The Edmonton Police Service launched its investigation in September 2020 after receiving information that a man was selling a prohibited gun on a local online buy and sell site. The EPS did not name the site but said it is “frequently used to sell firearms.”
The investigation led police to an organized criminal network that the EPS allege was illegally obtaining firearms and ammunition and trafficking them to other people both online and in-person.
Police said in some cases, the firearms were straw purchased, which means someone with a valid firearms license purchases a firearm for those who cannot legally purchase firearms for themselves.
The investigation also involved an undercover operation, according to acting chief Kevin Brezinski, in which a meeting was arranged and a firearm was purchased by the undercover officer.
“Further investigations led to additional purchases of firearms and then eventually we conducted a search warrant and additional information was gathered and then we arrested two individuals.”
On Dec. 15, officers with the EPS Firearms Investigation Unit and the St. Paul RCMP searched two residences in Saddle Lake, Alta. Nine firearms and 10 prohibited magazines were seized, the EPS said in a media release Tuesday.
- Gold painted DPMS, Panther Arms, 223/556mm AR-15
- Black semi-automatic SKS rifle, chambered in 7.62 x 39 caliber
- Brown painted semi-automatic Kodiak Defence WK180C, chambered in .223 Remington
- Black semi-automatic HiPoint 995 Carbine, chambered in 9mm with pistol grip and scope
- Black Kel Tec SU16 Tactical Rifle
- Two Spector LTD, WS-MCR, semi-automatic rifle, chambered in .223 caliber
- Lockhart Tactical, FD12, bullpup semi-automatic, 12-gauge shotgun
- Winchester .22 rifle
- Numerous rounds of ammunition representative of the calibers of the trafficked firearms
“This particular seizure certainly is concerning to us and when you have one magazine that has 100 rounds in it that could be used,” Brezinski said.
“Shootings happen daily not only in the city of Edmonton but also in the outlying areas and are a concern to the RCMP and to us.”
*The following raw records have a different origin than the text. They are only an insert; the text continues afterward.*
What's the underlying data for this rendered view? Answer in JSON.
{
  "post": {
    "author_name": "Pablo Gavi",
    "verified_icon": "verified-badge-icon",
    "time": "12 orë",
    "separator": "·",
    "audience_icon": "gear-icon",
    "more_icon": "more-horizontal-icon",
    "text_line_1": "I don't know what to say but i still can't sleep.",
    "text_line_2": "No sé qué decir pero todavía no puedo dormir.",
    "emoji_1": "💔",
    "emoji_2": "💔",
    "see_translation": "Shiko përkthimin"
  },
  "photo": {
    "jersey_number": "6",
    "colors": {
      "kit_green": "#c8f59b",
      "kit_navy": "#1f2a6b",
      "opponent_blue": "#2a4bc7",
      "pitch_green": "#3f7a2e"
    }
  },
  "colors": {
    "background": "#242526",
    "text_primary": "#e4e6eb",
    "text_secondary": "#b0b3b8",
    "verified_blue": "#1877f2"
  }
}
Two men were taken into custody without incident, according to police.
“This particular case illustrates how firearms can be illegally obtained in a number of ways, including via firearms trafficking and straw purchasing, and are often sold in areas well beyond where they were originally sourced,” Sgt. Eric Stewart with the FIU said. “There are no boundaries to firearms trafficking, and once the firearms enter the illegal market, they can be trafficked numerous times in numerous jurisdictions until seized by police.”
“It is imperative that we continue to target firearms trafficking and remove these guns off the streets and hold those responsible,” said Supt. Mark Hancock of Eastern Alberta District RCMP. “This is a great example of how intelligence-led investigations, collaboration and partnerships lead to successful arrests.”
Keano Gadwa, 22, and Ian Cardinal, 30, both of Saddle Lake, have been charged with a total of 15 firearms-related offences including, firearms trafficking, firearm possession for the purpose of trafficking, possession of a prohibited/restricted firearm with ammunition and unauthorized possession of a prohibited device/magazine.
The EPS said both men are known to police and additional arrests and charges are pending.
Between Jan. 1 and Dec. 21 of this year, the EPS has responded to 154 shootings and seized 1,014 firearms.
“Firearms trafficking undoubtedly contributes to the violence we are seeing in our city and communities across the province,” Staff Sgt. Pierre Blais with the EPS Drug & Gang Enforcement Section said.
“We are hopeful that our continued focus on firearms trafficking with our law enforcement partners province-wide will help to make communities across Alberta a safer place to live.”
Brezinski said that as of Dec. 14, 2020, 119 victims were injured or killed by firearms in Edmonton, which is a 34 per cent increase from the same time in 2019.
“A variety of guns are used to commit crimes. Anything from handguns to long guns,” Brezinski said.
“While the majority of these incidents involved those known to police, the effect they have on our community’s sense of safety is felt by everyone.”